Monday, April 11, 2011

Herb Grilled Chicken with Lemony Artichoke, Heart of Palm and Spring Onion Salad

A Simple Grilled Chicken kicked up a Notch

Here is another quick and easy dish for a busy weeknight:

For the Chicken:

4 – 6 oz. boneless Chicken Breasts, pounded to ¼ inch thick
An assortment of chopped fresh Herbs (basil, oregano, mint, parsley, chives, thyme – whatever you have on hand)
2 tablespoons Olive Oil
2 teaspoons Apple Cider Vinegar
Liberal sprinkling of Vegetable Seasoning Blend, such as Chef Paul Prudhomme’s Vegetable Magic, to taste
Freshly ground Black Pepper, to taste



Marinated Herb Chicken Breast, ready for my grill!


Cooking Spray for grill.

For the Salad:

One cup canned Artichoke Hearts, quartered (not the kind packed in oil)
1 cup canned sliced Heart of Palm, quartered
Juice of One Lemon
Liberal sprinkling of Vegetable Seasoning Blend, such as Chef Paul Prudhomme’s Vegetable Magic, to taste
Freshly ground Black Pepper, to taste
One Spring Onion, chopped (white and green parts)
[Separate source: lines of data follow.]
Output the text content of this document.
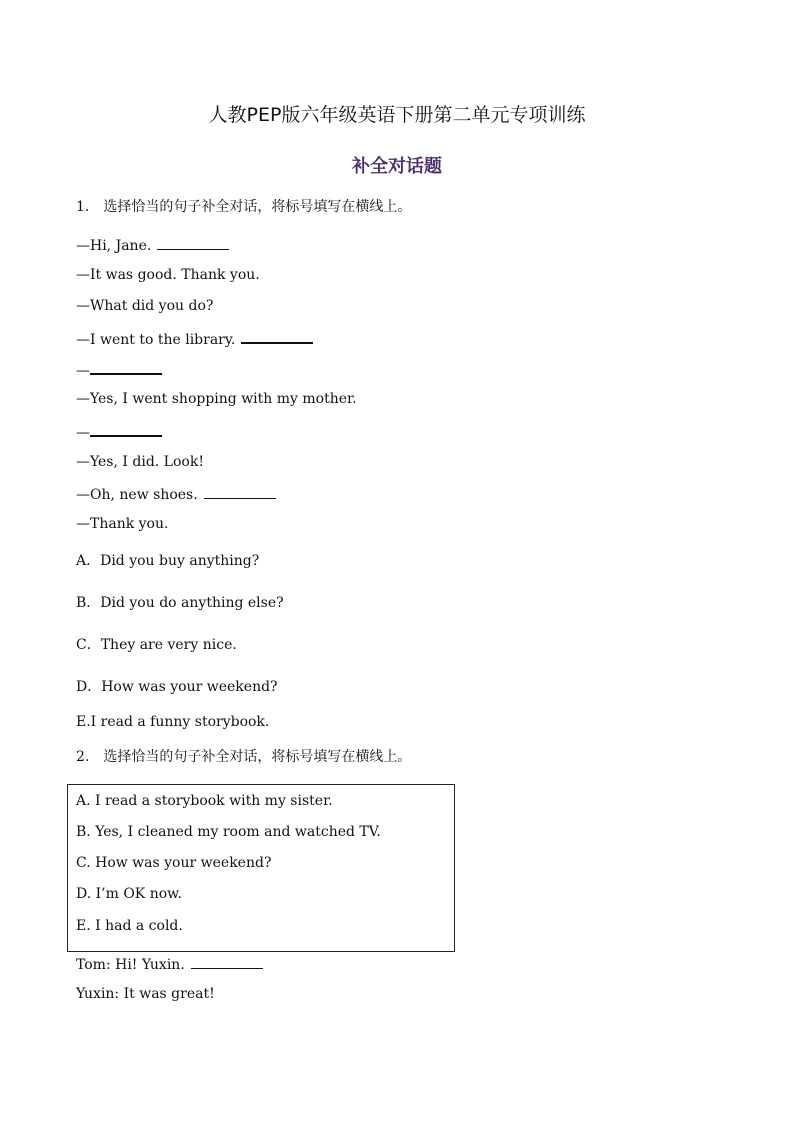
人教PEP版六年级英语下册第二单元专项训练
补全对话题
1. 选择恰当的句子补全对话，将标号填写在横线上。
—Hi, Jane.
—It was good. Thank you.
—What did you do?
—I went to the library.
—
—Yes, I went shopping with my mother.
—
—Yes, I did. Look!
—Oh, new shoes.
—Thank you.
A．Did you buy anything?
B．Did you do anything else?
C．They are very nice.
D．How was your weekend?
E.I read a funny storybook.
2. 选择恰当的句子补全对话，将标号填写在横线上。
A. I read a storybook with my sister.
B. Yes, I cleaned my room and watched TV.
C. How was your weekend?
D. I’m OK now.
E. I had a cold.
Tom: Hi! Yuxin.
Yuxin: It was great!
Marinate chicken in herbs, olive oil, vinegar, seasoning and pepper in a plastic bag for about 30 minutes, turning once.

Mix all ingredients for the salad together and set aside to serve at room temperature.

Spray grill with cooking spray.  Preheat grill to 400°.    Grill marinated chicken, turning once after five minutes.  Continue cooking until internal temperature reaches approximately 165- 170 degrees, until juices run clear.  Grills vary so adjust time accordingly.
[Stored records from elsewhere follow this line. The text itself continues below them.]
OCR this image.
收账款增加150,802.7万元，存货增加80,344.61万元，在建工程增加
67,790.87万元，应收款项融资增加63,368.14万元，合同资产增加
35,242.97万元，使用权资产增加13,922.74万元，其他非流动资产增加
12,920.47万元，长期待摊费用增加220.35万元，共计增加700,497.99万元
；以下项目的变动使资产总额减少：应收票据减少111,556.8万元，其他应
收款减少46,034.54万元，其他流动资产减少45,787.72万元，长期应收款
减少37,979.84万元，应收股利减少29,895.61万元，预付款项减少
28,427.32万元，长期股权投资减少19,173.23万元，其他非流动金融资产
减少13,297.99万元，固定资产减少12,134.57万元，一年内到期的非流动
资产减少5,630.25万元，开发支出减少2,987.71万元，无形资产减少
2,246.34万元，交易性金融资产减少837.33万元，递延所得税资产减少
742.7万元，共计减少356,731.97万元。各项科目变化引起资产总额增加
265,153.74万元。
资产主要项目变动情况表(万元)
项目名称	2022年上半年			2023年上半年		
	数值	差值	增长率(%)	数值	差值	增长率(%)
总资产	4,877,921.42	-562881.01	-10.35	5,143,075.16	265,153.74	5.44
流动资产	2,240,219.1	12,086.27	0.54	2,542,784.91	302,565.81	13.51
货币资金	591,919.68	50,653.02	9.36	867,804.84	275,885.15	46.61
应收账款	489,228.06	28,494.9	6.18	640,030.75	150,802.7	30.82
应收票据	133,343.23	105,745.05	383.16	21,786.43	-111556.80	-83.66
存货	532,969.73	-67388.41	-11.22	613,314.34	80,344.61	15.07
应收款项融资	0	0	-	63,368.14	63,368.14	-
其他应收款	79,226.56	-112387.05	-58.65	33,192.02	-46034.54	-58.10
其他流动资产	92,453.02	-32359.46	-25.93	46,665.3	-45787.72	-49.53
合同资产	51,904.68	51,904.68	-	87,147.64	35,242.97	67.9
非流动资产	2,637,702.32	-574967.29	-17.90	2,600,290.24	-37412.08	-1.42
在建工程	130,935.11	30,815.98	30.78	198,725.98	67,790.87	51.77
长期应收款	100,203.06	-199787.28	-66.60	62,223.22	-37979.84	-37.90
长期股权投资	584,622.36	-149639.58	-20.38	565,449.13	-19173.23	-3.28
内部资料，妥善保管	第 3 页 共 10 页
Tent chicken with tin foil to allow for carryover cooking time, about five minutes.

Top with Lemony Artichoke, Heart of Palm and Spring Onion Salad

Need a side dish idea?  I’ve got one!

Broccoli Rabe with Garlic and Sweet Cherry Peppers


Broccoli Rabe with Garlic and Cherry Peppers

1 head of Broccoli Rabe, trimmed and washed
2 tablespoons Olive Oil
20 oz. reduced sodium Chicken Broth
1 tablespoon bottled Minced Garlic
¾ cup Sweet Cherry Peppers, seeded, stemmed and quartered
Splash of Juice from Cherry Pepper jar
Grated Parmesan Cheese, for topping at table.

Braise broccoli rabe for five minutes in chicken broth.  Remove from pan and place in ice bath (water with ice) to preserve the green color.

While chicken is resting, heat nonstick skillet and add olive oil and garlic.  Sauté garlic for one minute.  Add broccoli rabe and cherry peppers.  Sauté for two more minutes.  Add juice of cherry peppers and sauté for one more minute.

Leftover note:  Combine the leftover Lemony Artichoke, Heart of Palm and Spring Onion Salad with the leftover Broccoli Rabe for a light and healthy lunch the next day!